As a restaurateur, Nick sees the most pleasurable part of his responsibilities as being the host, the front of house, orchestrating the service and working directly with customers. Occasionally the service may go wrong but that’s the challenge of the role and to Nick the odd bump in the road is far outweighed by the enjoyment of engaging with new people every day. Nick would suggest that the hardest part of being the restaurateur is all the operations that are involved in running your own business, the day-to-day tasks that take up a lot of time and can be a constant nagging stress. It is actually the delivering of happy satisfaction to customers that drives the excitement and motivation going forward.
Nick had the pleasure of hosting President Macron of France and Prime Minister Theresa May at The Royal Oak, however the crowning glory of service (so to speak) was perhaps when Nick had the opportunity to serve Her Majesty The Queen and The Duke of Edinburgh. In April 2017, it was the 65th anniversary of The Grenadier Guards serving The Queen and they wanted to mark the occasion by taking her out for lunch and making a presentation. It was a Monday and while Nick had been given plenty of notice that a ‘VIP’ was visiting it was only two days before that he was notified that it would be Her Majesty. Both occasions went well and fit in with the overall achievements of the pub over the eighteen years under his stewardship.
Nick is proud of the long association the pub has with the ‘Top 50 Gastropubs,’ which has been a constant since the inception of those awards, it has featured on ‘Top 100’ restaurant lists, scored 6/10 in the Good Food Guide, held three AA Rosettes for nine years, a Bib Gourmands for two years and a Michelin star for eight years. Significant coverage across the broadsheets over the years has all helped the establishment of a small national institution. Of course there are ups and downs with such accolades but Nick maintains the mantra of quality first in all that he does and that serves the restaurant in good stead going forward.

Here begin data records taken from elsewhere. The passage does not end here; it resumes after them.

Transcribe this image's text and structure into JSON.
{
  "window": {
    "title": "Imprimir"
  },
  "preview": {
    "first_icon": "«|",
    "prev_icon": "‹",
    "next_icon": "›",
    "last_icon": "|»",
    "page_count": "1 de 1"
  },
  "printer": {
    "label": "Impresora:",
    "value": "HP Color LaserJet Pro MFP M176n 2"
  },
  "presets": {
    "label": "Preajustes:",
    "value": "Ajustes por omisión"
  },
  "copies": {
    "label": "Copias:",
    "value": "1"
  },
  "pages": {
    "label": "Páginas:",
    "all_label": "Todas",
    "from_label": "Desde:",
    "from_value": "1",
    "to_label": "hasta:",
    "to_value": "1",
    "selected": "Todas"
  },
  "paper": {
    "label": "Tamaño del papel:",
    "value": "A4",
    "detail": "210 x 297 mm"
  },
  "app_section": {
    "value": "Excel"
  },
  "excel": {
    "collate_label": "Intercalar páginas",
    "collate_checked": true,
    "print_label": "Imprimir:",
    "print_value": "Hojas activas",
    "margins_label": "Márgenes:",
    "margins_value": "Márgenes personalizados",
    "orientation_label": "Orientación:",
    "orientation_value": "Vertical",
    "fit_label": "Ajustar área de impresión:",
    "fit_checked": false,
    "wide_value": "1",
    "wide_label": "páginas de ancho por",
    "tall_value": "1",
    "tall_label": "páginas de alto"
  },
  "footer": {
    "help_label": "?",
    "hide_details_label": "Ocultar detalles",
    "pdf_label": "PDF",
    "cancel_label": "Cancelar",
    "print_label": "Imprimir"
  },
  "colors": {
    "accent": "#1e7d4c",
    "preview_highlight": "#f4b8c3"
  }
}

In terms of legacy, there have been plenty of staff who have come through the doors and gone on to Michelin related success in their own right, be it as blossoming chefs or front of house managers. There is always a sense of ‘one team’ at The Royal Oak, no egos allowed in dining room or kitchen and a harmonious philosophy of service to please the customer. This ethos epitomizes all that is The Royal Oak and is a credit to all the teams front and back, past and present and those that will follow in the future.